2. The digital camera structure according to claim 1, wherein the fixed portion comprises a retaining cavity able to accommodate the rotating portion, the retaining cavity bears the weight of the rotating portion and enables the rotating portion to permit multidirectional and large-scale adjustment on the fixed portion.

3. The digital camera structure according to claim 1, wherein the rotating portion is independently joined to a magnetic piece, and the magnetic piece further comprises a cavity able to accommodate the rotating portion, the cavity bears the weight of the rotating portion and enables multidirectional and large-scale rotation of the rotating portion on the magnetic piece.

4. The digital camera structure according to claim 3, wherein the rotating portion uses magnetism of the magnetic piece to further enable the rotating portion and the magnetic piece to be attracted to a magnetically attracting device, thereby enabling multifarious disposition of the rotating portion, which, moreover, better benefits the general user in the convenient use of the lens on the rotating portion.

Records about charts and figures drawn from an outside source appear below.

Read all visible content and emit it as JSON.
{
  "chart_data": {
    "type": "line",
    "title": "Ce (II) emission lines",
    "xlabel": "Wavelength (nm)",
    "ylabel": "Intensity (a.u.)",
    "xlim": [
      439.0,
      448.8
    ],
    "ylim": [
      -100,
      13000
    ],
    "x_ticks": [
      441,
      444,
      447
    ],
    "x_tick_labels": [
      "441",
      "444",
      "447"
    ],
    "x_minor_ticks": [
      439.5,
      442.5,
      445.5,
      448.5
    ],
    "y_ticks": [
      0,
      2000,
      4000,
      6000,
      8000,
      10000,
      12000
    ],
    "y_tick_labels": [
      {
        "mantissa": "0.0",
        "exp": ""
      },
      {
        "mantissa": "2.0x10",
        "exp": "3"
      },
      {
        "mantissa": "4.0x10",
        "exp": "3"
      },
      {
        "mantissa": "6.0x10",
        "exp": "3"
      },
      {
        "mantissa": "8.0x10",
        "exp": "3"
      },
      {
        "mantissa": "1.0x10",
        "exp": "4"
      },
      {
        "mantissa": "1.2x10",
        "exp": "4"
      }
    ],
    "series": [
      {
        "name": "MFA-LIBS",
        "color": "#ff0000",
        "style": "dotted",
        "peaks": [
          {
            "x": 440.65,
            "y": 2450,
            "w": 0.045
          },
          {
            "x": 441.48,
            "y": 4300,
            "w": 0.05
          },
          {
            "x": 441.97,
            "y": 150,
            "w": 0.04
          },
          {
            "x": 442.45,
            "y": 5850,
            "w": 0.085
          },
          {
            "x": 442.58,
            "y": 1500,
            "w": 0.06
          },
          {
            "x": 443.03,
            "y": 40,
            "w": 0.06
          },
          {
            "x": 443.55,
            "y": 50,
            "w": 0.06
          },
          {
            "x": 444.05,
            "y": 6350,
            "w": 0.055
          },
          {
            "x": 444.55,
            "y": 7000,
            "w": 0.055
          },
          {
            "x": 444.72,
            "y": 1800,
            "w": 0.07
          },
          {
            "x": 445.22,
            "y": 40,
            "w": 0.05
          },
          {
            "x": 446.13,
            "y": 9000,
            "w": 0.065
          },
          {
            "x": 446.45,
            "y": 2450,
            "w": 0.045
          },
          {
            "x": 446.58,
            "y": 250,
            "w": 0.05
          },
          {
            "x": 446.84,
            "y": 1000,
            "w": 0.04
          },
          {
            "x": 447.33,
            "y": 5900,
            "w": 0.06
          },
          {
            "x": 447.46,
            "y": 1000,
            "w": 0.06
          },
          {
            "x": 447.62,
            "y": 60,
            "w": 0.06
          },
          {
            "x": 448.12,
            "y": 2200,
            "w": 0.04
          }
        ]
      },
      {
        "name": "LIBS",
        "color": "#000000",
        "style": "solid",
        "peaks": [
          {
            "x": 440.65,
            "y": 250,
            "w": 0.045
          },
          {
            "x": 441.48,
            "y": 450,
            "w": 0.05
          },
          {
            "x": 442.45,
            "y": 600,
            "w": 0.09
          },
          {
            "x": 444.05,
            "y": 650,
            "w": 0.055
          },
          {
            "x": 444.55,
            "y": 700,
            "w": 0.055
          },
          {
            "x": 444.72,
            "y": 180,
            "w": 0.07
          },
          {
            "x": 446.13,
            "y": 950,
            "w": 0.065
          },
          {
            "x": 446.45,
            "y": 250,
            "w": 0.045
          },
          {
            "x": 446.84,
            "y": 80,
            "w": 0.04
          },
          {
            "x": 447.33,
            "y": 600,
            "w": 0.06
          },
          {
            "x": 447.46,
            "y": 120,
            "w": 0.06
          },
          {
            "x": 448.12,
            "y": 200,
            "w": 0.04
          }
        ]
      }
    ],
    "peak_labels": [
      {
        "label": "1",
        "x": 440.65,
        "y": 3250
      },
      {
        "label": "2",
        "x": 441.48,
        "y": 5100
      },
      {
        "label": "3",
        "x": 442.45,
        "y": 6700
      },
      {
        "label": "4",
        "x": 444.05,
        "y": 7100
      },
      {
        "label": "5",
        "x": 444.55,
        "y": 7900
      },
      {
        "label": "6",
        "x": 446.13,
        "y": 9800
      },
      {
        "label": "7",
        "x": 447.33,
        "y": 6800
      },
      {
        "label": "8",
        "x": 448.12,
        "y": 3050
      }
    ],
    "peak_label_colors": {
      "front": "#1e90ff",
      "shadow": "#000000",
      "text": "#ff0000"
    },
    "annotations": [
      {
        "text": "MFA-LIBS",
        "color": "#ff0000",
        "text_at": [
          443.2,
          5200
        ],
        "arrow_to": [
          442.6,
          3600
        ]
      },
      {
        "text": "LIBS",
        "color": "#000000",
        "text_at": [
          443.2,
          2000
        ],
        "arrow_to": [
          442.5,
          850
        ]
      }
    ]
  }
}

5. The digital camera structure according to claim 1, wherein material of the magnetic flux device is a magnet, and material of the magnetic flux body is iron.

6. The digital camera structure according to claim 1, wherein material of the magnetic flux device is iron, and material of the magnetic flux body is a magnet.

7. The digital camera structure according to claim 1, wherein the lens is further configured as a CCD (Charge Coupled Device) lens, a CMOS (Complementary Metal-Oxide Semiconductor) lens and related photographic lens.